Practice generative model vocabulary for synthetic data: GANs for tabular data, VAE latent space, conditional generation, Wasserstein GAN, and statistical similarity testing.
0 / 5 completed
1 / 5
'The GAN generates realistic tabular data.' How does a GAN (Generative Adversarial Network) work?
A GAN consists of two competing neural networks: the generator (creates synthetic data) and the discriminator (tries to tell real from fake). Training is adversarial — the generator improves to fool the discriminator, the discriminator improves to catch fakes. Eventually the generator produces data that closely matches the real distribution.

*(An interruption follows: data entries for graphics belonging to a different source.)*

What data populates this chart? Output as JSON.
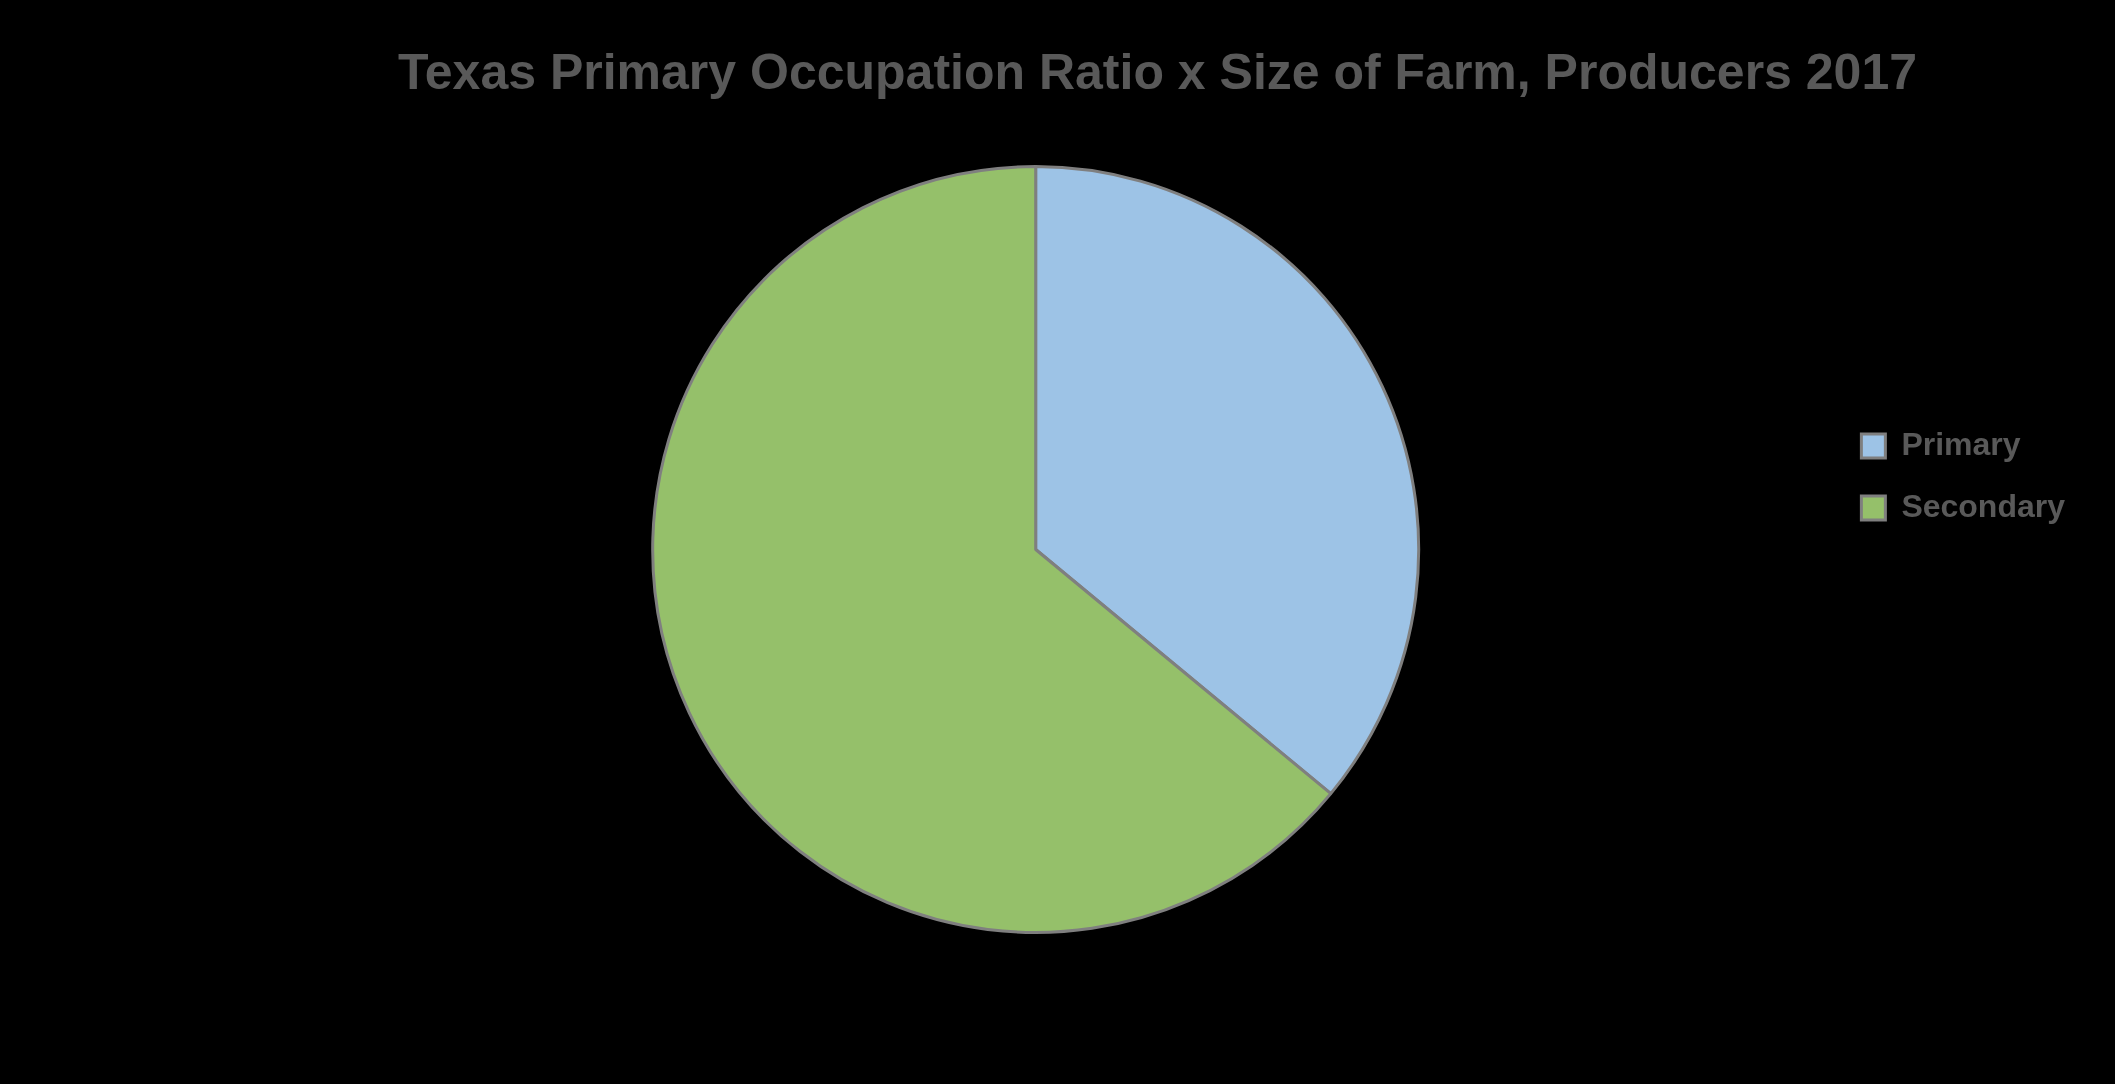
{
  "chart_data": {
    "type": "pie",
    "title": "Texas Primary Occupation Ratio x Size of Farm, Producers 2017",
    "categories": [
      "Primary",
      "Secondary"
    ],
    "values": [
      36,
      64
    ],
    "colors": [
      "#9dc3e6",
      "#95c06a"
    ],
    "legend": "right"
  }
}
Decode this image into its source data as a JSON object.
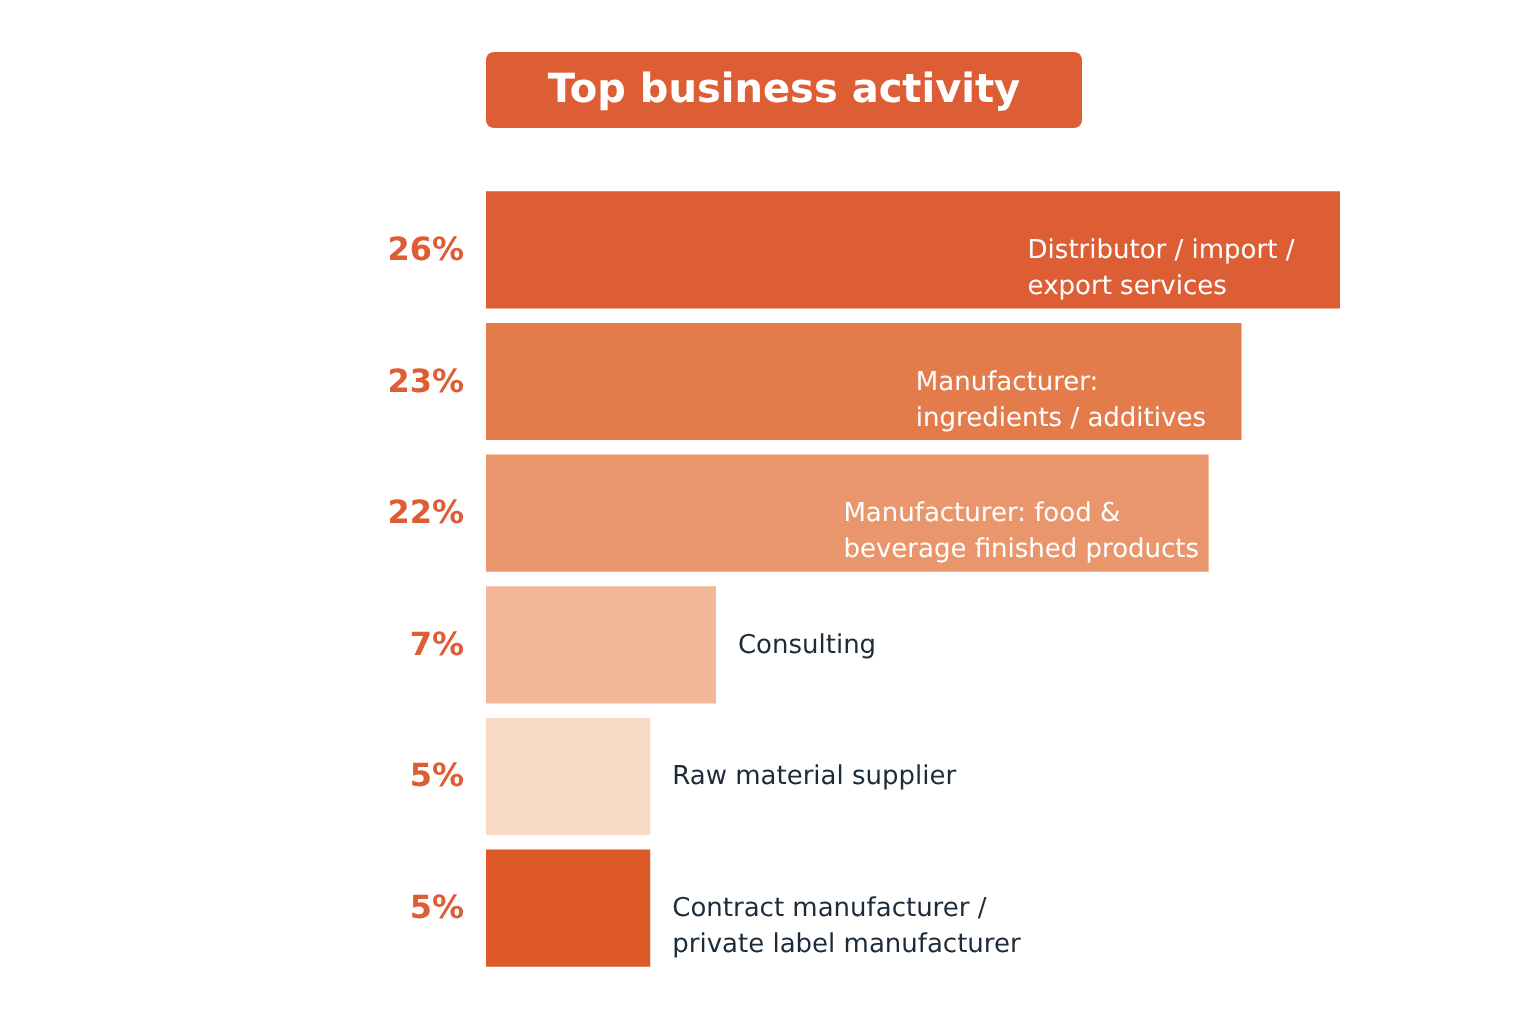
{
  "chart_data": {
    "type": "bar",
    "orientation": "horizontal",
    "title": "Top business activity",
    "categories": [
      "Distributor / import /\nexport services",
      "Manufacturer:\ningredients / additives",
      "Manufacturer: food &\nbeverage finished products",
      "Consulting",
      "Raw material supplier",
      "Contract manufacturer /\nprivate label manufacturer"
    ],
    "values": [
      26,
      23,
      22,
      7,
      5,
      5
    ],
    "colors": [
      "#dd5d34",
      "#e47b4b",
      "#e9966d",
      "#f1b796",
      "#f7d9c6",
      "#dd5a28"
    ],
    "value_labels": [
      "26%",
      "23%",
      "22%",
      "7%",
      "5%",
      "5%"
    ],
    "tick_labels": false
  }
}
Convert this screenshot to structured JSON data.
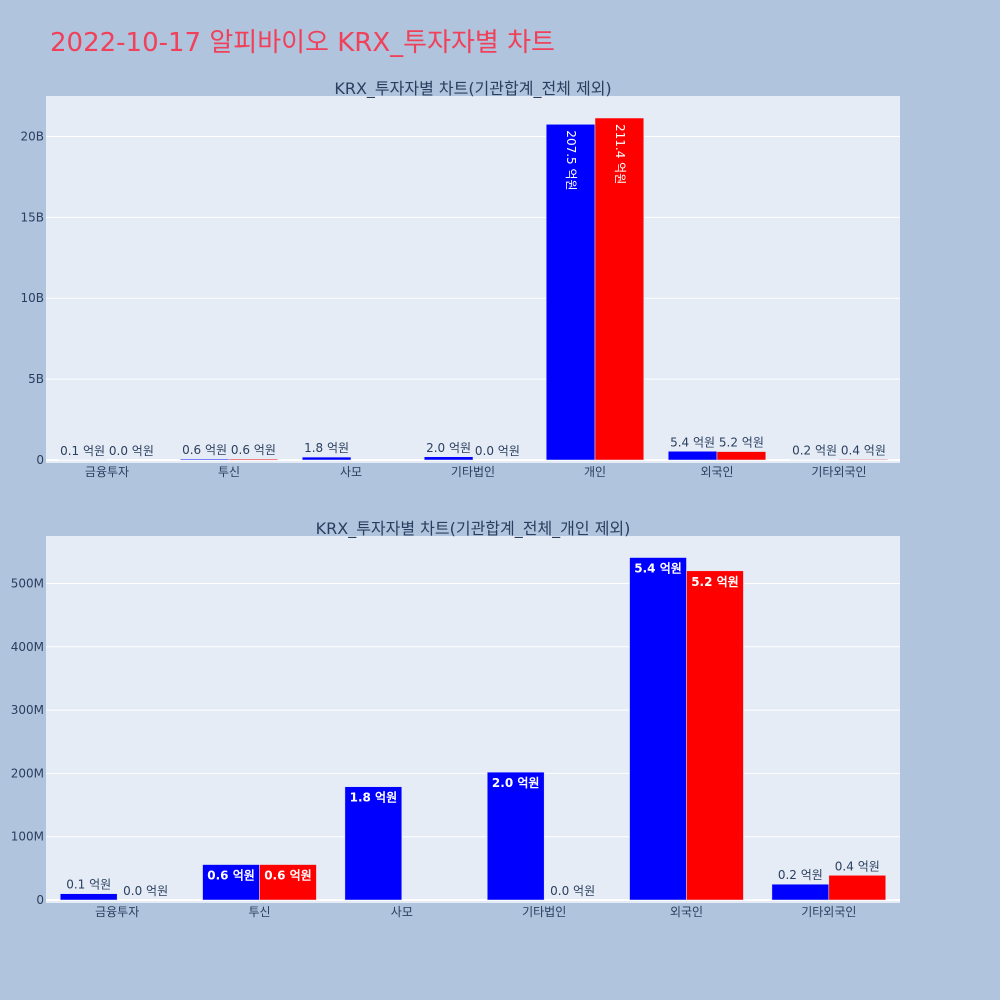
{
  "page_title": "2022-10-17 알피바이오 KRX_투자자별 차트",
  "colors": {
    "buy": "#0000ff",
    "sell": "#ff0000",
    "plot_bg": "#e5ecf6",
    "page_bg": "#b0c4de",
    "title": "#f0405a"
  },
  "chart_data": [
    {
      "type": "bar",
      "title": "KRX_투자자별 차트(기관합계_전체 제외)",
      "categories": [
        "금융투자",
        "투신",
        "사모",
        "기타법인",
        "개인",
        "외국인",
        "기타외국인"
      ],
      "series": [
        {
          "color": "#0000ff",
          "values": [
            10000000,
            60000000,
            180000000,
            200000000,
            20750000000,
            540000000,
            20000000
          ],
          "labels": [
            "0.1 억원",
            "0.6 억원",
            "1.8 억원",
            "2.0 억원",
            "207.5 억원",
            "5.4 억원",
            "0.2 억원"
          ]
        },
        {
          "color": "#ff0000",
          "values": [
            0,
            60000000,
            null,
            0,
            21140000000,
            520000000,
            40000000
          ],
          "labels": [
            "0.0 억원",
            "0.6 억원",
            "",
            "0.0 억원",
            "211.4 억원",
            "5.2 억원",
            "0.4 억원"
          ]
        }
      ],
      "ylim": [
        0,
        22500000000
      ],
      "yticks": [
        0,
        5000000000,
        10000000000,
        15000000000,
        20000000000
      ],
      "ytick_labels": [
        "0",
        "5B",
        "10B",
        "15B",
        "20B"
      ],
      "grid": true
    },
    {
      "type": "bar",
      "title": "KRX_투자자별 차트(기관합계_전체_개인 제외)",
      "categories": [
        "금융투자",
        "투신",
        "사모",
        "기타법인",
        "외국인",
        "기타외국인"
      ],
      "series": [
        {
          "color": "#0000ff",
          "values": [
            10000000,
            56000000,
            179000000,
            202000000,
            541000000,
            25000000
          ],
          "labels": [
            "0.1 억원",
            "0.6 억원",
            "1.8 억원",
            "2.0 억원",
            "5.4 억원",
            "0.2 억원"
          ]
        },
        {
          "color": "#ff0000",
          "values": [
            0,
            56000000,
            null,
            0,
            520000000,
            39000000
          ],
          "labels": [
            "0.0 억원",
            "0.6 억원",
            "",
            "0.0 억원",
            "5.2 억원",
            "0.4 억원"
          ]
        }
      ],
      "ylim": [
        0,
        575000000
      ],
      "yticks": [
        0,
        100000000,
        200000000,
        300000000,
        400000000,
        500000000
      ],
      "ytick_labels": [
        "0",
        "100M",
        "200M",
        "300M",
        "400M",
        "500M"
      ],
      "grid": true
    }
  ]
}
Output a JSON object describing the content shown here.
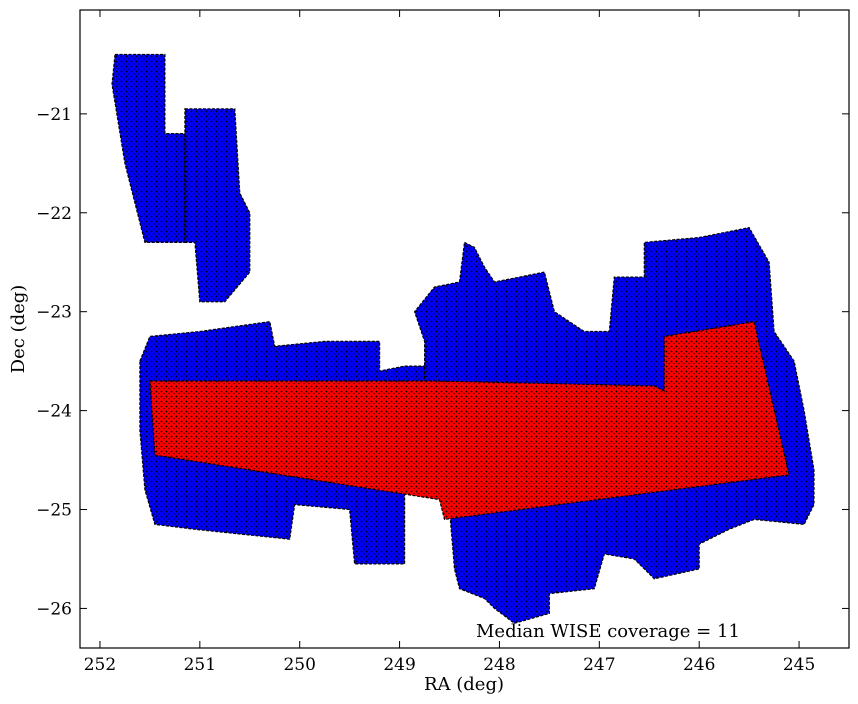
{
  "chart_data": {
    "type": "scatter",
    "title": "",
    "xlabel": "RA (deg)",
    "ylabel": "Dec (deg)",
    "xlim": [
      252.2,
      244.5
    ],
    "ylim": [
      -26.4,
      -19.95
    ],
    "x_inverted": true,
    "xticks": [
      252,
      251,
      250,
      249,
      248,
      247,
      246,
      245
    ],
    "xtick_labels": [
      "252",
      "251",
      "250",
      "249",
      "248",
      "247",
      "246",
      "245"
    ],
    "yticks": [
      -21,
      -22,
      -23,
      -24,
      -25,
      -26
    ],
    "ytick_labels": [
      "−21",
      "−22",
      "−23",
      "−24",
      "−25",
      "−26"
    ],
    "grid": false,
    "annotation": "Median WISE coverage = 11",
    "colors": {
      "blue_points": "#0000ff",
      "red_points": "#ff0000",
      "edge": "#000000"
    },
    "series": [
      {
        "color": "#0000ff",
        "footprint_regions": [
          [
            [
              251.85,
              -20.4
            ],
            [
              251.65,
              -20.4
            ],
            [
              251.35,
              -20.4
            ],
            [
              251.35,
              -21.2
            ],
            [
              251.15,
              -21.2
            ],
            [
              251.15,
              -22.3
            ],
            [
              251.55,
              -22.3
            ],
            [
              251.75,
              -21.5
            ],
            [
              251.88,
              -20.7
            ]
          ],
          [
            [
              251.15,
              -20.95
            ],
            [
              250.65,
              -20.95
            ],
            [
              250.6,
              -21.8
            ],
            [
              250.5,
              -22.0
            ],
            [
              250.5,
              -22.6
            ],
            [
              250.75,
              -22.9
            ],
            [
              251.0,
              -22.9
            ],
            [
              251.05,
              -22.3
            ],
            [
              251.15,
              -22.3
            ]
          ],
          [
            [
              251.6,
              -23.5
            ],
            [
              251.5,
              -23.25
            ],
            [
              251.0,
              -23.2
            ],
            [
              250.3,
              -23.1
            ],
            [
              250.25,
              -23.35
            ],
            [
              249.75,
              -23.3
            ],
            [
              249.2,
              -23.3
            ],
            [
              249.2,
              -23.6
            ],
            [
              248.95,
              -23.55
            ],
            [
              248.7,
              -23.55
            ],
            [
              248.7,
              -23.7
            ],
            [
              248.65,
              -24.2
            ],
            [
              248.55,
              -24.6
            ],
            [
              248.4,
              -24.7
            ],
            [
              248.95,
              -24.75
            ],
            [
              248.95,
              -25.55
            ],
            [
              249.45,
              -25.55
            ],
            [
              249.5,
              -25.0
            ],
            [
              250.05,
              -24.95
            ],
            [
              250.1,
              -25.3
            ],
            [
              251.05,
              -25.2
            ],
            [
              251.45,
              -25.15
            ],
            [
              251.55,
              -24.8
            ],
            [
              251.6,
              -24.2
            ]
          ],
          [
            [
              248.35,
              -22.3
            ],
            [
              248.25,
              -22.35
            ],
            [
              248.15,
              -22.55
            ],
            [
              248.05,
              -22.7
            ],
            [
              247.8,
              -22.65
            ],
            [
              247.55,
              -22.6
            ],
            [
              247.45,
              -23.0
            ],
            [
              247.15,
              -23.2
            ],
            [
              246.9,
              -23.2
            ],
            [
              246.85,
              -22.65
            ],
            [
              246.55,
              -22.65
            ],
            [
              246.55,
              -22.3
            ],
            [
              246.0,
              -22.25
            ],
            [
              245.5,
              -22.15
            ],
            [
              245.3,
              -22.5
            ],
            [
              245.25,
              -23.2
            ],
            [
              245.05,
              -23.5
            ],
            [
              244.95,
              -24.0
            ],
            [
              244.85,
              -24.6
            ],
            [
              244.85,
              -24.95
            ],
            [
              244.95,
              -25.15
            ],
            [
              245.45,
              -25.1
            ],
            [
              245.7,
              -25.2
            ],
            [
              246.0,
              -25.35
            ],
            [
              246.0,
              -25.6
            ],
            [
              246.45,
              -25.7
            ],
            [
              246.65,
              -25.5
            ],
            [
              246.95,
              -25.45
            ],
            [
              247.05,
              -25.8
            ],
            [
              247.5,
              -25.85
            ],
            [
              247.5,
              -26.05
            ],
            [
              247.85,
              -26.15
            ],
            [
              248.05,
              -26.0
            ],
            [
              248.15,
              -25.9
            ],
            [
              248.4,
              -25.8
            ],
            [
              248.45,
              -25.6
            ],
            [
              248.5,
              -25.0
            ],
            [
              248.6,
              -24.1
            ],
            [
              248.75,
              -23.8
            ],
            [
              248.75,
              -23.3
            ],
            [
              248.85,
              -23.0
            ],
            [
              248.65,
              -22.75
            ],
            [
              248.4,
              -22.7
            ]
          ]
        ]
      },
      {
        "color": "#ff0000",
        "footprint_regions": [
          [
            [
              251.5,
              -23.7
            ],
            [
              248.65,
              -23.7
            ],
            [
              246.45,
              -23.75
            ],
            [
              246.35,
              -23.8
            ],
            [
              246.35,
              -23.25
            ],
            [
              245.45,
              -23.1
            ],
            [
              245.1,
              -24.65
            ],
            [
              248.55,
              -25.1
            ],
            [
              248.6,
              -24.9
            ],
            [
              251.45,
              -24.45
            ]
          ]
        ]
      }
    ]
  }
}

CTGAN and TVAE are popular GAN variants for tabular data.
2 / 5
'The VAE's latent space captures the data distribution.' What is a Variational Autoencoder (VAE)?
A VAE is a generative model with two parts: an encoder that maps input data to a distribution in a lower-dimensional latent space, and a decoder that samples from that distribution to reconstruct or generate new data. The latent space is continuous and structured, making it useful for generating diverse but realistic synthetic samples — including for tabular data.
3 / 5
What does 'conditional generation (generate samples for class X)' mean?
Conditional generation allows you to control what the generative model produces. Instead of sampling from the full data distribution, you condition on a label or attribute (e.g., class=fraud, age_group=18-25) and generate samples that have those specific characteristics. This is especially useful for augmenting minority classes or generating targeted test cases.
4 / 5
'The Wasserstein GAN training is more stable.' What problem does Wasserstein GAN (WGAN) solve?
Standard GAN training is notoriously unstable — the discriminator can become too good, giving the generator useless gradients (vanishing gradient problem), or the generator collapses to producing only a few samples (mode collapse). WGAN uses the Wasserstein (Earth Mover's) distance as a loss function, which provides a smoother, more informative gradient signal even when the distributions are far apart — leading to more stable training.
5 / 5
'The generated data passes the statistical similarity test.' What does this test verify?
Statistical similarity tests compare the synthetic data to real data across multiple dimensions: marginal distributions of each feature (e.g., Kolmogorov-Smirnov test), pairwise correlations, higher-order statistics, and sometimes downstream ML utility (train on synthetic, test on real). Passing these tests gives confidence that models trained on synthetic data will generalise to real data.